The Georgia Ports Authority recently unveiled nearly 14 acres of recently created wetlands. The 2.5-year, $3.7 million project treats 100 million gallons of water annually and creates natural wildlife habitat in the heart of the nation’s fourth-busiest container terminal.
“Our mission is to grow our business in environmentally responsible ways,” GPA Executive Director Curtis Foltz said. “This wetlands project is just one way we can reduce our environmental footprint while we continue to efficiently move cargo.”
The new wetlands form an aquatic system composed of native vegetation, including bald cypress, cord grass and soft rush.
The area, located between the Mason Intermodal Container Transfer Facility and the Garden City container terminal, supports diverse wildlife, including fish, amphibians and birds such as anhingas, great blue herons and belted kingfishers.

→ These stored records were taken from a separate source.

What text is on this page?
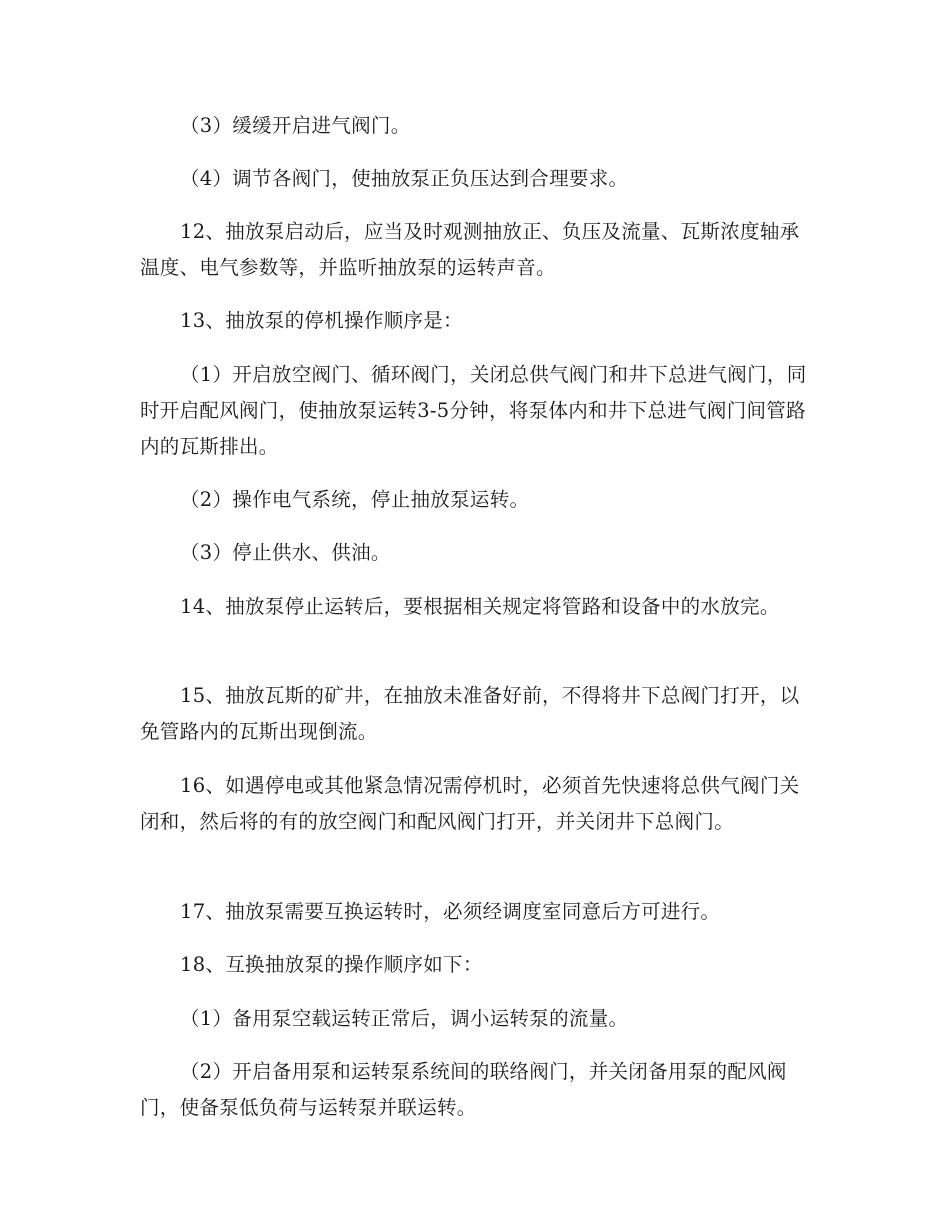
（3）缓缓开启进气阀门。

（4）调节各阀门，使抽放泵正负压达到合理要求。

12、抽放泵启动后，应当及时观测抽放正、负压及流量、瓦斯浓度轴承温度、电气参数等，并监听抽放泵的运转声音。

13、抽放泵的停机操作顺序是：

（1）开启放空阀门、循环阀门，关闭总供气阀门和井下总进气阀门，同时开启配风阀门，使抽放泵运转3-5分钟，将泵体内和井下总进气阀门间管路内的瓦斯排出。

（2）操作电气系统，停止抽放泵运转。

（3）停止供水、供油。

14、抽放泵停止运转后，要根据相关规定将管路和设备中的水放完。

15、抽放瓦斯的矿井，在抽放未准备好前，不得将井下总阀门打开，以免管路内的瓦斯出现倒流。

16、如遇停电或其他紧急情况需停机时，必须首先快速将总供气阀门关闭和，然后将的有的放空阀门和配风阀门打开，并关闭井下总阀门。

17、抽放泵需要互换运转时，必须经调度室同意后方可进行。

18、互换抽放泵的操作顺序如下：

（1）备用泵空载运转正常后，调小运转泵的流量。

（2）开启备用泵和运转泵系统间的联络阀门，并关闭备用泵的配风阀门，使备泵低负荷与运转泵并联运转。
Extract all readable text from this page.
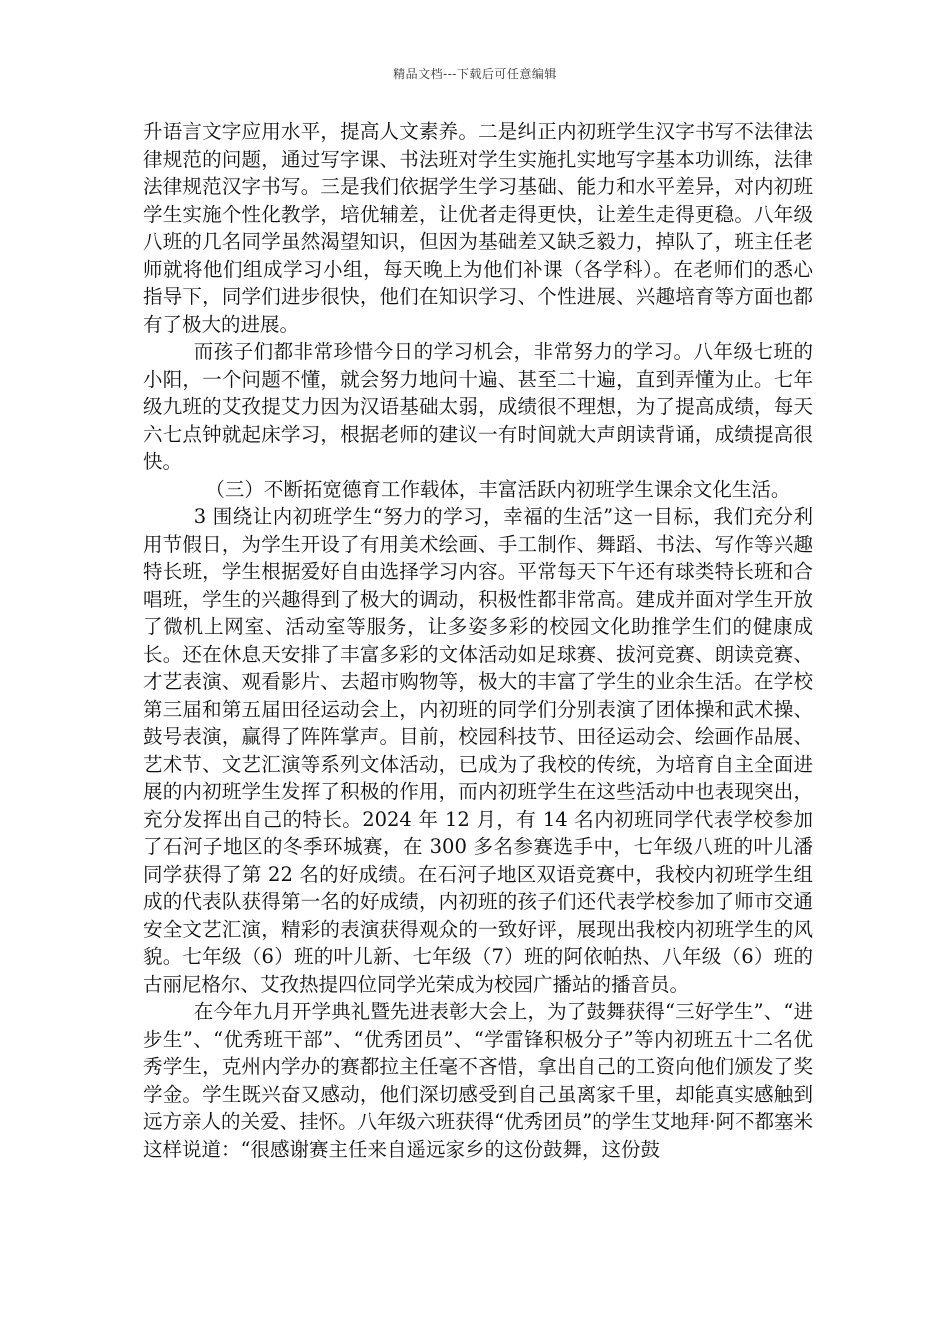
精品文档---下载后可任意编辑

升语言文字应用水平，提高人文素养。二是纠正内初班学生汉字书写不法律法律规范的问题，通过写字课、书法班对学生实施扎实地写字基本功训练，法律法律规范汉字书写。三是我们依据学生学习基础、能力和水平差异，对内初班学生实施个性化教学，培优辅差，让优者走得更快，让差生走得更稳。八年级八班的几名同学虽然渴望知识，但因为基础差又缺乏毅力，掉队了，班主任老师就将他们组成学习小组，每天晚上为他们补课（各学科）。在老师们的悉心指导下，同学们进步很快，他们在知识学习、个性进展、兴趣培育等方面也都有了极大的进展。

而孩子们都非常珍惜今日的学习机会，非常努力的学习。八年级七班的小阳，一个问题不懂，就会努力地问十遍、甚至二十遍，直到弄懂为止。七年级九班的艾孜提艾力因为汉语基础太弱，成绩很不理想，为了提高成绩，每天六七点钟就起床学习，根据老师的建议一有时间就大声朗读背诵，成绩提高很快。

（三）不断拓宽德育工作载体，丰富活跃内初班学生课余文化生活。

3 围绕让内初班学生“努力的学习，幸福的生活”这一目标，我们充分利用节假日，为学生开设了有用美术绘画、手工制作、舞蹈、书法、写作等兴趣特长班，学生根据爱好自由选择学习内容。平常每天下午还有球类特长班和合唱班，学生的兴趣得到了极大的调动，积极性都非常高。建成并面对学生开放了微机上网室、活动室等服务，让多姿多彩的校园文化助推学生们的健康成长。还在休息天安排了丰富多彩的文体活动如足球赛、拔河竞赛、朗读竞赛、才艺表演、观看影片、去超市购物等，极大的丰富了学生的业余生活。在学校第三届和第五届田径运动会上，内初班的同学们分别表演了团体操和武术操、鼓号表演，赢得了阵阵掌声。目前，校园科技节、田径运动会、绘画作品展、艺术节、文艺汇演等系列文体活动，已成为了我校的传统，为培育自主全面进展的内初班学生发挥了积极的作用，而内初班学生在这些活动中也表现突出，充分发挥出自己的特长。2024 年 12 月，有 14 名内初班同学代表学校参加了石河子地区的冬季环城赛，在 300 多名参赛选手中，七年级八班的叶儿潘同学获得了第 22 名的好成绩。在石河子地区双语竞赛中，我校内初班学生组成的代表队获得第一名的好成绩，内初班的孩子们还代表学校参加了师市交通安全文艺汇演，精彩的表演获得观众的一致好评，展现出我校内初班学生的风貌。七年级（6）班的叶儿新、七年级（7）班的阿依帕热、八年级（6）班的古丽尼格尔、艾孜热提四位同学光荣成为校园广播站的播音员。

在今年九月开学典礼暨先进表彰大会上，为了鼓舞获得“三好学生”、“进步生”、“优秀班干部”、“优秀团员”、“学雷锋积极分子”等内初班五十二名优秀学生，克州内学办的赛都拉主任毫不吝惜，拿出自己的工资向他们颁发了奖学金。学生既兴奋又感动，他们深切感受到自己虽离家千里，却能真实感触到远方亲人的关爱、挂怀。八年级六班获得“优秀团员”的学生艾地拜·阿不都塞米这样说道：“很感谢赛主任来自遥远家乡的这份鼓舞，这份鼓
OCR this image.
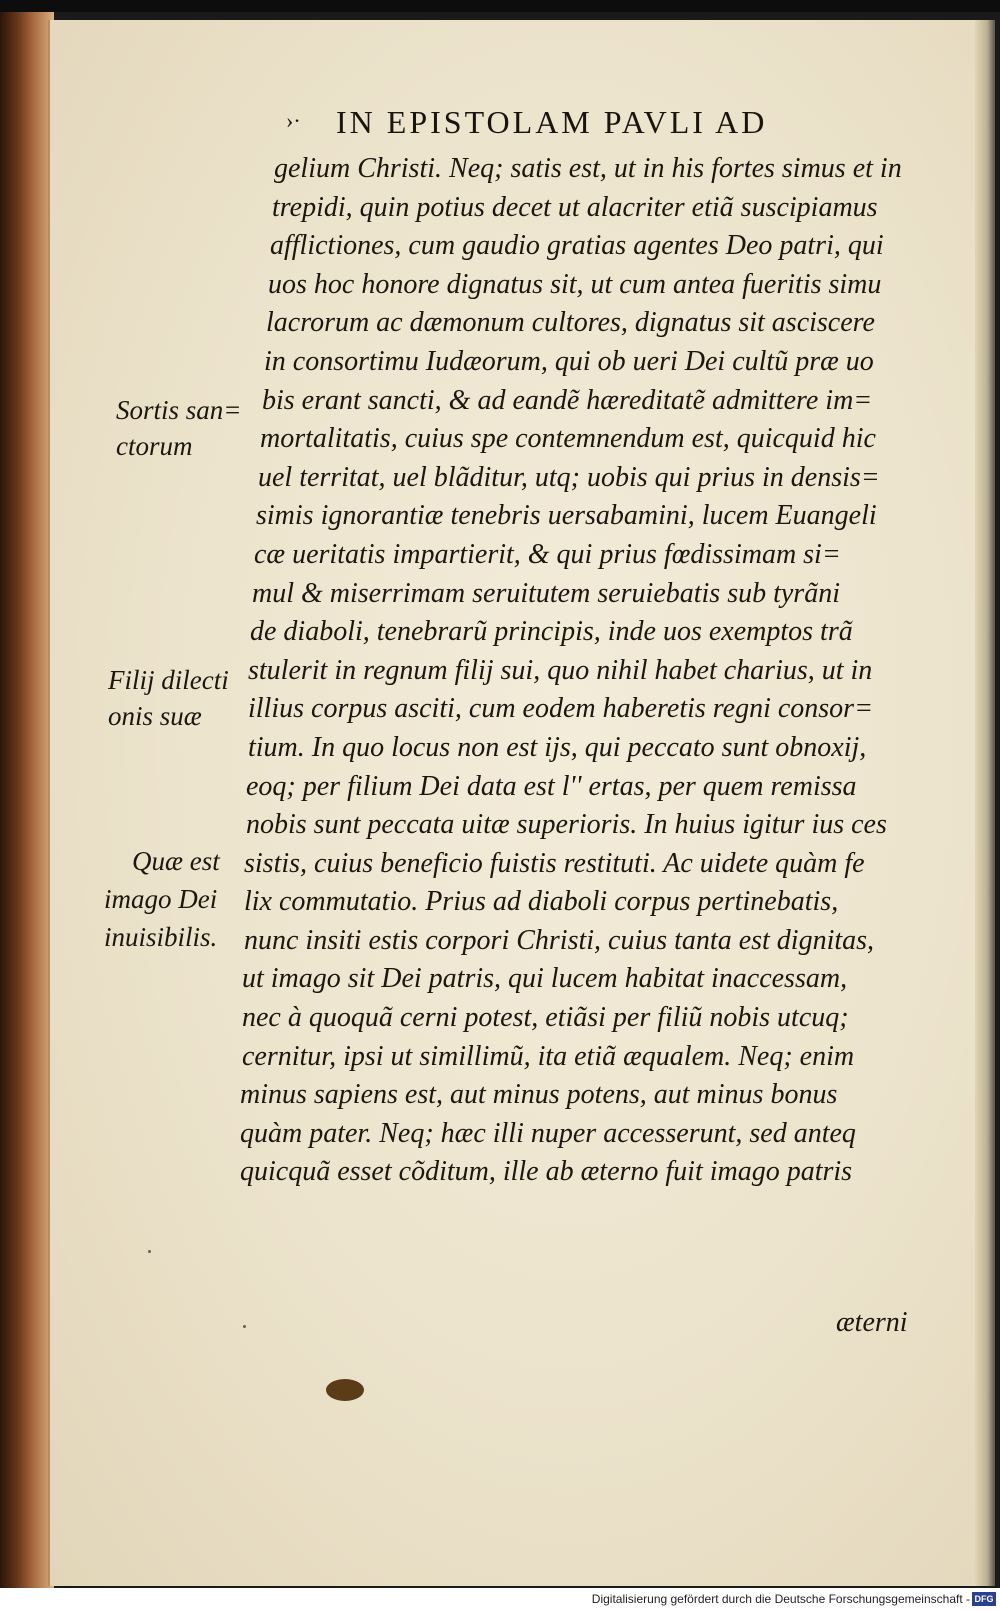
›·	IN EPISTOLAM PAVLI AD
gelium Christi. Neq; satis est, ut in his fortes simus et in
trepidi, quin potius decet ut alacriter etiã suscipiamus
afflictiones, cum gaudio gratias agentes Deo patri, qui
uos hoc honore dignatus sit, ut cum antea fueritis simu
lacrorum ac dæmonum cultores, dignatus sit asciscere
in consortimu Iudæorum, qui ob ueri Dei cultũ præ uo
bis erant sancti, & ad eandẽ hæreditatẽ admittere im=
mortalitatis, cuius spe contemnendum est, quicquid hic
uel territat, uel blãditur, utq; uobis qui prius in densis=
simis ignorantiæ tenebris uersabamini, lucem Euangeli
cæ ueritatis impartierit, & qui prius fœdissimam si=
mul & miserrimam seruitutem seruiebatis sub tyrãni
de diaboli, tenebrarũ principis, inde uos exemptos trã
stulerit in regnum filij sui, quo nihil habet charius, ut in
illius corpus asciti, cum eodem haberetis regni consor=
tium. In quo locus non est ijs, qui peccato sunt obnoxij,
eoq; per filium Dei data est l'' ertas, per quem remissa
nobis sunt peccata uitæ superioris. In huius igitur ius ces
sistis, cuius beneficio fuistis restituti. Ac uidete quàm fe
lix commutatio. Prius ad diaboli corpus pertinebatis,
nunc insiti estis corpori Christi, cuius tanta est dignitas,
ut imago sit Dei patris, qui lucem habitat inaccessam,
nec à quoquã cerni potest, etiãsi per filiũ nobis utcuq;
cernitur, ipsi ut simillimũ, ita etiã æqualem. Neq; enim
minus sapiens est, aut minus potens, aut minus bonus
quàm pater. Neq; hæc illi nuper accesserunt, sed anteq
quicquã esset cõditum, ille ab æterno fuit imago patris
Sortis san=
ctorum
Filij dilecti
onis suæ
Quæ est
imago Dei
inuisibilis.
æterni
Digitalisierung gefördert durch die Deutsche Forschungsgemeinschaft - DFG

The wetlands harness natural filtering processes to help protect water quality in the Savannah River, while also providing flood control.
“We planted these wetlands with native plants, each supporting a specific aspect of storm water filtration,” GPA Environmental Sustainability Manager Natalie Dawn said. “And, in turn, those plants attract diverse native wildlife.”
Dawn said the GPA’s created wetlands set a higher standard for storm water treatment.
“The typical method in industrial environments is to build a series of concrete culverts that quickly shuttle untreated storm water into the river,” Dawn said. “That is not nearly as effective as utilizing natural wetlands and doesn’t provide animal habitat like these wetlands do.”
Foltz explained that the wetlands are part of a wider culture of environmental stewardship at the GPA.
He detailed voluntary investments to reduce emissions, including electrifying ship-to-shore cranes and refrigerated container racks. These elements of GPA’s sustainability program help avoid the use of more than 5.8 million gallons of diesel annually.
The current inventory of 84 refrigerated container racks power more than 2,000 containers at a time. Supporting poultry and other exports, each rack avoids the use of 54,000 gallons of diesel annually for a total 4.5 million gallons every year.
Foltz also talked about the environmental advantage of the GPA’s four new super post-Panamax cranes, which run entirely on electricity.
The newest cranes have integrated generators to capture power while lowering boxes. In this way, the cranes power themselves for 18 minutes of each operating hour.
With the four new cranes, Garden City has 25 — the most of any terminal on the East Coast. The added cranes will allow the GPA to more efficiently serve larger vessels calling on the port.
The GPA also is set to expand its program to electrify rubber-tired gantry cranes, incorporating new machines and retrofitting others. GPA’s electrified RTGs, first-of-its-kind technology in North America, reduce diesel consumption by up to 95 percent per crane.
GPA Board Chairman Robert Jepson noted that while the GPA has tripled its container traffic in the past 10 years, it also has cut in half its emissions per container moved. “This phenomenal business growth calls for proactive environmental strategies, and the Georgia Ports Authority will remain at the forefront of sustainable practices in the maritime industry,” Jepson said.